I’ve followed Buettner’s work for more than a decade – frankly, it has influenced my own bean evangelism, among other things – so I knew I’d be on board with the latest iteration of his attempts to make learning to live longer not a chore, but a delicious pursuit.
This sweet potato and black-eyed pea soup, from The Blue Zones American Kitchen, fits right into his message. It’s by Serigne Mbaye, a Senegalese American chef based in New Orleans who designed it as part of a project to reclaim and redefine the “last meal” that his enslaved ancestors were fed by traders who needed to fatten them up for the journey by ship to America.
In Mbaye’s hands, the combination of black-eyed peas and palm oil turns into a beautiful pureed soup that adds sweet potatoes, aromatics and spices.
A touch of cayenne creates a wonderful heat that builds a little at the back of your throat without overpowering any of the other flavours.
The recipe works nicely, but I felt compelled to make one small adjustment: I reserved some of the solids – cooked sweet potato cubes, black-eyed peas and more – before pureeing, and then used them to garnish the soup.
The appeal is textural, of course, but also visual. Because if you’re cooking and serving a dish that spreads the word about how to eat like a centenarian, you don’t want to hide the most nutrient-dense, life-giving ingredients. You want to showcase them.
SWEET POTATO AND BLACK-EYED PEA SOUP
Active time: 35 minutes. Total time: One hour 15 minutes. Six servings (makes 12 cups)
This soup from New Orleans chef Serigne Mbaye is creamy, nutty, slightly sweet and has a touch of heat from cayenne.
He serves it as a puree, but for a little added visual interest, you can reserve some of the cooked vegetables and beans before blending and use them as a garnish.
Make Ahead: The black-eyed peas need to be soaked for at least three and up to 12 hours in advance.

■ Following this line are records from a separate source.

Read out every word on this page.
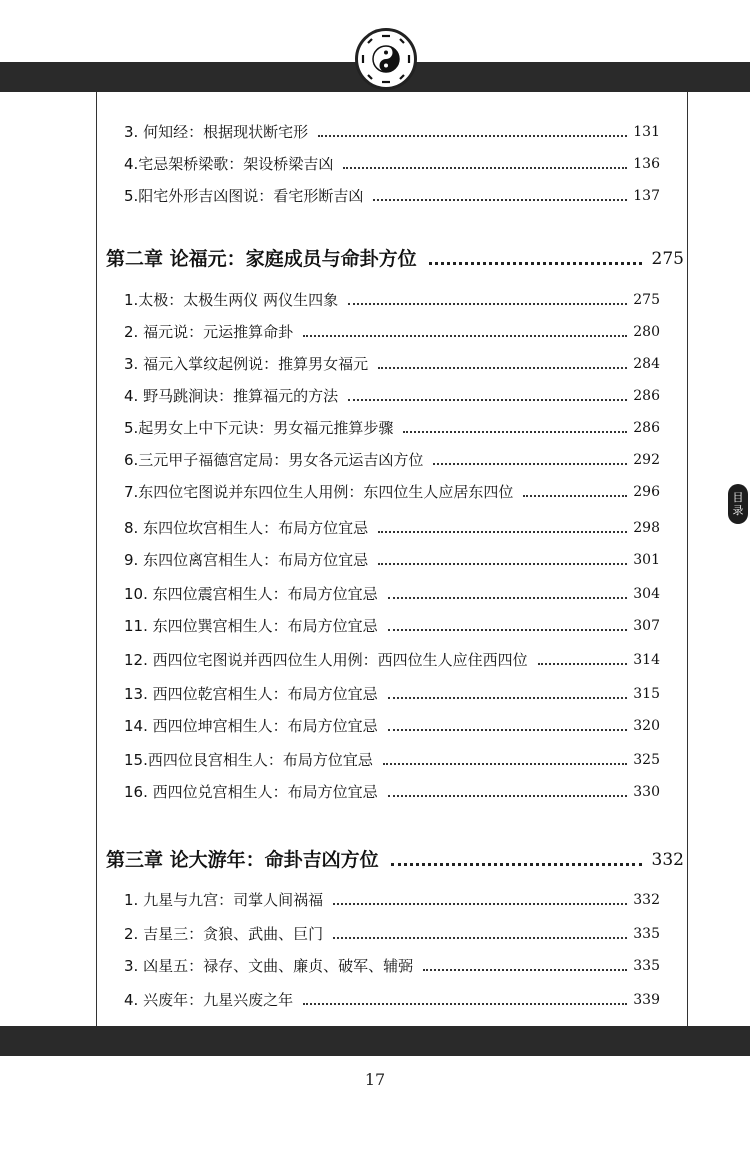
3. 何知经：根据现状断宅形	131
4.宅忌架桥梁歌：架设桥梁吉凶	136
5.阳宅外形吉凶图说：看宅形断吉凶	137
第二章 论福元：家庭成员与命卦方位	275
1.太极：太极生两仪 两仪生四象	275
2. 福元说：元运推算命卦	280
3. 福元入掌纹起例说：推算男女福元	284
4. 野马跳涧诀：推算福元的方法	286
5.起男女上中下元诀：男女福元推算步骤	286
6.三元甲子福德宫定局：男女各元运吉凶方位	292
7.东四位宅图说并东四位生人用例：东四位生人应居东四位	296
8. 东四位坎宫相生人：布局方位宜忌	298
9. 东四位离宫相生人：布局方位宜忌	301
10. 东四位震宫相生人：布局方位宜忌	304
11. 东四位巽宫相生人：布局方位宜忌	307
12. 西四位宅图说并西四位生人用例：西四位生人应住西四位	314
13. 西四位乾宫相生人：布局方位宜忌	315
14. 西四位坤宫相生人：布局方位宜忌	320
15.西四位艮宫相生人：布局方位宜忌	325
16. 西四位兑宫相生人：布局方位宜忌	330
第三章 论大游年：命卦吉凶方位	332
1. 九星与九宫：司掌人间祸福	332
2. 吉星三：贪狼、武曲、巨门	335
3. 凶星五：禄存、文曲、廉贞、破军、辅弼	335
4. 兴废年：九星兴废之年	339
目
录
17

Storage Notes: Refrigerate for up to one week or freeze for up to three months.
One cup dried black-eyed peas, soaked for at least three and up to 12 hours
– One quarter cup vegetable oil
– Three small tomatoes (12 ounces total), cored and chopped
– One large yellow onion (12 ounces), chopped
– One green bell pepper, chopped
– Two cloves garlic, chopped
– Half teaspoon cayenne pepper
– Half teaspoon fine salt, plus more to taste
– One tablespoon white vinegar (may substitute apple cider vinegar)
– Three large sweet potatoes (two to two-and-a-half pounds total), peeled and cut into half-inch dice
– Two cups water
– Three tablespoons palm oil or coconut oil
Drain and rinse the black-eyed peas.
In a Dutch oven or other large pot over medium-high heat, heat the oil until it shimmers.
Add the tomatoes, onion, bell pepper, garlic, cayenne and salt. Cook, stirring occasionally, until the onion is soft, about 10 minutes. Stir in the vinegar to deglaze the pot, scraping up any browned bits on the bottom of the pan with a spoon.
Add the black-eyed peas, sweet potatoes and water and bring to a boil. Reduce the heat so the soup is at a simmer, cover and cook until the black-eyed peas are very soft, 30 to 40 minutes.
Stir in the palm or coconut oil, taste, and season with more salt, if needed. Remove from the heat and let cool for a few minutes.
If desired, use a slotted spoon to transfer about two cups of the solids to a bowl and reserve for garnish. Using an immersion blender, puree the soup until smooth.
Divide the soup among bowls, and top each with some of the reserved garnish.